Winning the prestigious award would be fantastic for any Canadian. It would bring recognition that Canada has the talent and quality to go beyond an Olympic gold medal. 

“I think on the international level, we’re getting more players on top teams in Europe,” Chapman said. “I think that’s great. The Ballon d’Or, we’ve got some candidates, more than we usually do, that are up for that. Other than that, I still don’t think the Americans respect us and I’m totally fine with that, we’ll earn it.”

The perception that the U.S. might not respect Canada is still thriving, despite the 2020 Olympic semifinal result in favor of Canada. It lives rent-free within the supporters of the red and white. Winning Olympic gold might not have earned props from Canada’s neighbours to the south, but it did elsewhere. 

“We were backing Canada and excited to see them,” said Ali Riley, who captained New Zealand in a pair of losses to Canada as the Olympic champions opened their celebration tour in Ottawa and Montreal over the past week. “Proud of our friends for winning the gold medal. I think for us, it’s never a team that we would underestimate. I think we’ve really had some tough games against them over the years. I can’t remember too many that we’ve won. I think for us, it’s seeing how they’ve developed, seeing how well they’ve done; it’s very inspirational. It’s looking at what we can learn from them. It’s an amazing opportunity to challenge ourselves against the best. This is such a great opportunity for us to be here, to respect them. This is their celebration tour.”

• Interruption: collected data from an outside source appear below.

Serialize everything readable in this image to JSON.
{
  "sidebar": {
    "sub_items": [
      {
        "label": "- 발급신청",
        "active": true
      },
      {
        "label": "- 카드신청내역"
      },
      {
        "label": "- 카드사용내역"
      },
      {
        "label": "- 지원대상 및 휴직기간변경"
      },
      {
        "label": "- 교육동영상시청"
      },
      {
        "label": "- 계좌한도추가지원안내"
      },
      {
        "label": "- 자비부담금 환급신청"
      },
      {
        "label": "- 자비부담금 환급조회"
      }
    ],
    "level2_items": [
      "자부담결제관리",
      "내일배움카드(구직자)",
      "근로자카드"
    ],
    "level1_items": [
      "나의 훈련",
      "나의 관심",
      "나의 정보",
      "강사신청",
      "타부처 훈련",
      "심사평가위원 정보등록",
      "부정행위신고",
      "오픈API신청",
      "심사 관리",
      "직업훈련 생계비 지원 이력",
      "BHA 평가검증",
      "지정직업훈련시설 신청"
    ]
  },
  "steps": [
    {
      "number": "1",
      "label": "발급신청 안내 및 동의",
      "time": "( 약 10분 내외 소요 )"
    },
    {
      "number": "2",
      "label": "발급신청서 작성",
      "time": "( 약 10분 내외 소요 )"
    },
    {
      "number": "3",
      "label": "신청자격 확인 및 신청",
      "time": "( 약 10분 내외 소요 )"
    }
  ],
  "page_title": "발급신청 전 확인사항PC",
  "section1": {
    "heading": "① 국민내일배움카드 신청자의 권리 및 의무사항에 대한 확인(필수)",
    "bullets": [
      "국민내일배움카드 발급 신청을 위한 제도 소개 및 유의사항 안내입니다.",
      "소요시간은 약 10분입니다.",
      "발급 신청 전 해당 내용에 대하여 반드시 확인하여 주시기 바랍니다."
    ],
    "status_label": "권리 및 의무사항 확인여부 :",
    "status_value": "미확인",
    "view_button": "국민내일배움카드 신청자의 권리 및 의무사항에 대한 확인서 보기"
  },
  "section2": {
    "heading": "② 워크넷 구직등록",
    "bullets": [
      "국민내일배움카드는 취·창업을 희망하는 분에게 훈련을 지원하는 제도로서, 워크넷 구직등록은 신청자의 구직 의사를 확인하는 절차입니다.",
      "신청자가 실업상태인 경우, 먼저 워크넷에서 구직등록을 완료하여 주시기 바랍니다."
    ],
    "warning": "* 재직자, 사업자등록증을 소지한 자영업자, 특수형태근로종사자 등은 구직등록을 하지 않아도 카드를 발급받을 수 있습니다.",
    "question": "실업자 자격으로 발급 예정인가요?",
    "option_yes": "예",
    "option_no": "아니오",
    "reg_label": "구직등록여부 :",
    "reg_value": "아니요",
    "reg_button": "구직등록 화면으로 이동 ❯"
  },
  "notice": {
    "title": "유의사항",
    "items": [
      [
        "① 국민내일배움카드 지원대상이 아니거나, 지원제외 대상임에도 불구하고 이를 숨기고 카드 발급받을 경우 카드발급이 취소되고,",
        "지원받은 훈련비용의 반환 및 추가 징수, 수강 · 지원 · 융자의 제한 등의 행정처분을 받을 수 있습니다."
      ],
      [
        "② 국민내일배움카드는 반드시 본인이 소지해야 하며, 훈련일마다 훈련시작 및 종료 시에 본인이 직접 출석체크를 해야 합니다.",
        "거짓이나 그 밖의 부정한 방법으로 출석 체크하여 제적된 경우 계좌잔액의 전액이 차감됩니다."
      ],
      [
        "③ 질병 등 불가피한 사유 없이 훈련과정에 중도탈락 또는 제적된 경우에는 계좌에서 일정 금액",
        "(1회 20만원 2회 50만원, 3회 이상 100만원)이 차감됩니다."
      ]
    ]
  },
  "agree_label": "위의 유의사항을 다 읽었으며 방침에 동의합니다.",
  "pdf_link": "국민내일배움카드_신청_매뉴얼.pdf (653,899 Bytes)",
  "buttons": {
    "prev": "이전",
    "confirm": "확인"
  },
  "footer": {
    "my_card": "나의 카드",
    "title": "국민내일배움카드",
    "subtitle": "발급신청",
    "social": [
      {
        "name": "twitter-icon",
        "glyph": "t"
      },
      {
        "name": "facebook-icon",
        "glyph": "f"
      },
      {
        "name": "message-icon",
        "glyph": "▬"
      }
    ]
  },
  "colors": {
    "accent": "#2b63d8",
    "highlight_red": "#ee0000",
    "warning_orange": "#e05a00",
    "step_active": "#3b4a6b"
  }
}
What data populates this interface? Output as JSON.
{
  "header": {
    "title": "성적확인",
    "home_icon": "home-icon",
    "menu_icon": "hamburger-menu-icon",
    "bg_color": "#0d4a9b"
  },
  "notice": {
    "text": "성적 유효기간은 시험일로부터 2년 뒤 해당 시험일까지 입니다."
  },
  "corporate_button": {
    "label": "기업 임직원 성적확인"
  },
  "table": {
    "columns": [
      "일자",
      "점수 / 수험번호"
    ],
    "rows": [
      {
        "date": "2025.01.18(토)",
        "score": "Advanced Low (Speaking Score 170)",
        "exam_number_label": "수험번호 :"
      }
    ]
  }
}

Canada’s eight clean sheets this year shows how strong the team is defensively. Sinclair has always posed a threat up top, and she is now surrounded by a crop of young talent assuming more responsibility. Naturally, confidence is riding high in the Canadian camp.

“I think that teams will be sorry if they’re underestimating us at this point,” Adriana Leon said. “We’ll probably walk all over them.”